Lora Lee Gayer in ‘Holiday Inn’
A little purple hummingbird hovers over this 40s-era pinwheel hat, worn by the actress Lora Lee Gayer for the “Easter Parade” number in this stage adaptation of the 1942 movie musical. “I wanted something that was elegant that would frame her face, but that was simple and had some humor,” said the show’s costume designer, Alejo Vietti.
Glenn Close in ‘Sunset Boulevard’
Glenn Close wears this dramatic piece in the number “As if We Never Said Goodbye,” as Norma Desmond returns to the Paramount Studio lot after years in seclusion. The turban base is covered in off-white silk jersey, topped with a black felt hat and trimmed with burnt peacock feathers and a crystal jeweled medallion.
It was designed by Anthony Powell and built by Woody Shelp for the original Broadway production in 1994, and remade for the revival by the designer Tracy Christensen.
“This is a powerful hat,” said Ms. Christensen. “This is not soft. It’s not gentle. It’s like, look at me, I’m an important person and I am back.”
Anthony Chisholm in ‘Jitney’
Unlike most actors in this August Wilson production, Anthony Chisholm got to take his hat home after the show closed. That’s because this fedora has been his own hat since 2000, when he wore it to play Fielding, a cabdriver, in this play’s Off Broadway production from Second Stage Theater. It’s from JJ Hat Center on Fifth Avenue near 32nd Street.
Mr. Chisholm said he and the costume designer Toni-Leslie James, a Tony nominee for this production, agreed that Fielding would wear this seen-better-days hat yet again. “There’s a remnant of his past life in that hat,” said Mr. Chisholm.
Moya Angela in ‘In Transit’
What goes with a dress made out of Metrocards? A turnstile, according to the costume designer Clint Ramos.

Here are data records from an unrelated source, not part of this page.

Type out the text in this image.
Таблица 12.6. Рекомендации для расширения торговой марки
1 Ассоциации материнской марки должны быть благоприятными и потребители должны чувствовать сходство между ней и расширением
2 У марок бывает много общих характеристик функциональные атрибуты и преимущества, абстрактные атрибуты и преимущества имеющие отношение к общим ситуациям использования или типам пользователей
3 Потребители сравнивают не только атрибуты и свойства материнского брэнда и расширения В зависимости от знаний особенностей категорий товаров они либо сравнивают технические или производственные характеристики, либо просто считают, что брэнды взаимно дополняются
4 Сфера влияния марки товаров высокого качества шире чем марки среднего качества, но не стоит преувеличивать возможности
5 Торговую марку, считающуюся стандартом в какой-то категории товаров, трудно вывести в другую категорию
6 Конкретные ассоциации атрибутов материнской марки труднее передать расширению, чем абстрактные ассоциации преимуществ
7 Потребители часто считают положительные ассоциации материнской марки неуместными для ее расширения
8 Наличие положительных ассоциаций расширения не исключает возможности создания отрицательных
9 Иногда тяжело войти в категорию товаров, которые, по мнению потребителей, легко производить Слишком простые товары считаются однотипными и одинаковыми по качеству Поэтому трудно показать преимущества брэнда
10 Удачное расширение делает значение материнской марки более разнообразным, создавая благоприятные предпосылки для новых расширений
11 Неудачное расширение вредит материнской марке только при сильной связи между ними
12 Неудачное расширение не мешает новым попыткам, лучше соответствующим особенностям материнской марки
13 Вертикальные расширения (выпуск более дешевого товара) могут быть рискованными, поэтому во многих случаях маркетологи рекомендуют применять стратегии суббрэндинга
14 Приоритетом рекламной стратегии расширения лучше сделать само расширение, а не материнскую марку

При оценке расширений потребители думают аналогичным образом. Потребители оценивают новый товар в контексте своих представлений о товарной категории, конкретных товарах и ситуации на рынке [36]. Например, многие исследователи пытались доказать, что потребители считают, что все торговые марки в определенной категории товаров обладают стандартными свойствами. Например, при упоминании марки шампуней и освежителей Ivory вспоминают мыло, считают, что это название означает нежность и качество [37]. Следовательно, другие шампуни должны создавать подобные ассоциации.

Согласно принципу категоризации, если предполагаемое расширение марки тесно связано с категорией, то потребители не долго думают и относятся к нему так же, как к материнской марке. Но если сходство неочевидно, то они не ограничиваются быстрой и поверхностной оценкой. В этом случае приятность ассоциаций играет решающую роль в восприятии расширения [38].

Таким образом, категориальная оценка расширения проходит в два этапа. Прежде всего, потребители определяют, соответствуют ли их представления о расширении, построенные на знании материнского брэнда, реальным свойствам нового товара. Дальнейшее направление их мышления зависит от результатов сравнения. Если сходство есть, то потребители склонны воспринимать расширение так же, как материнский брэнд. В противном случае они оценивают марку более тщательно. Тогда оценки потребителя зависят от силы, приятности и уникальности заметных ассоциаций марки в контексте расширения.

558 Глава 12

Molded of hollow plastic, it sits on a semi-spherical base with with wire appendages; hairpins held it onto the wig of the actress Moya Angela. Worn during a fashion show it’s “about glamorizing the whole M.T.A. milieu,” Mr. Ramos said.
‘Come From Away’
This sunny yellow nor’easter rain hat, common headwear for fishermen along the eastern coast of Canada, cost about $15 on Amazon, according to the costume designer Toni-Leslie James. About two inches had to be trimmed off the circumference so the audience can see the performers’ faces. They are worn during a fish-kissing number. (It’s a Newfoundland thing.)